Step 4 (Estimation of the association degree between a pair of nodes): Based on formula (23), we can estimate the association degree between v_{i} and v_{j} as follows:

$$ PM\left(i,j\right)=\frac{\sum \limits_{k=1}^{D+L+M} DCM\left(i,k\right)+{\sum}_{k=1}^{D+L+M} DCM\left(k,j\right)}{D+L+M} $$

(24)

Thus, we can obtain prediction matrix *PM*, where the entity *PM (i, j)* in row *i* column *j* represents the predicted association between node *v*_{
i
} and *v*_{
j
}.

Step 5 (Calculation of the final prediction result matrix between the miRNAs and diseases): Let \( PM=\left[\begin{array}{c}{C}_{11}\kern0.75em {C}_{12}\kern1em {C}_{13}\\ {}{C}_{21}\kern0.75em {C}_{22}\kern1em {C}_{23}\\ {}{C}_{31}\kern0.75em {C}_{32}\kern0.75em {C}_{33}\end{array}\right] \), where *C*_{11} is a *D*×*D* matrix, *C*_{12} is a *D*×*L* matrix, *C*_{13} is a *D*×*M* matrix, *C*_{21} is an *L*×*D* matrix, *C*_{
22
} is an *L* ×*L* matrix, *C*_{
23
} is an L×M matrix, C_{31} is an M×D matrix, *C*_{
32
} is an *M*×*L* matrix and *C*_{
33
} is an *M* ×*M* matrix.
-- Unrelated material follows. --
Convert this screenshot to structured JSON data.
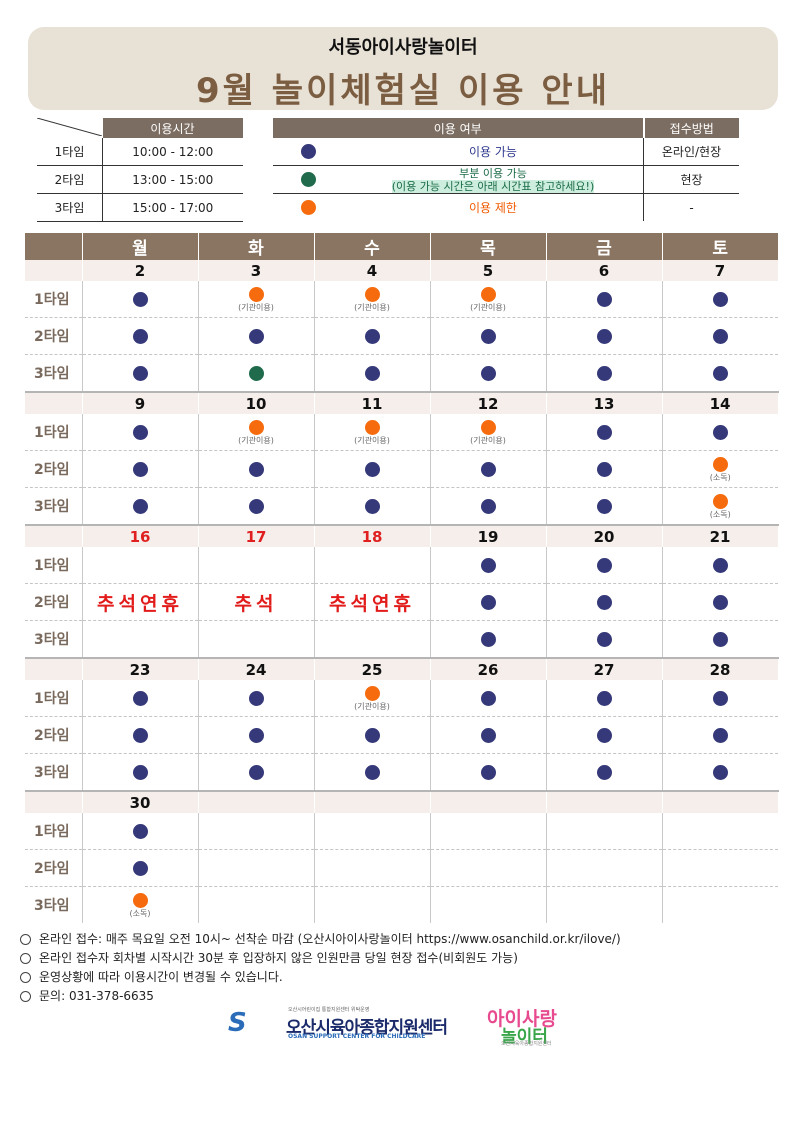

Obviously, *C*_{
13
} is our predicted result, which provides the association probability between each disease and miRNA. A previous study [27] demonstrated that the Gaussian interaction profile kernel similarity is a high-efficiency tool for optimizing the result of prediction, and therefore, we used the miRNA Gaussian interaction profile kernel similarity and the disease Gaussian interaction profile kernel similarity to optimize the result of the DCSMDA as follows:

$$ FAD= FDD\ast {C}_{13}\ast FMM $$

(25)

where the matrix FAD denotes the relationship between the miRNA-disease pairs.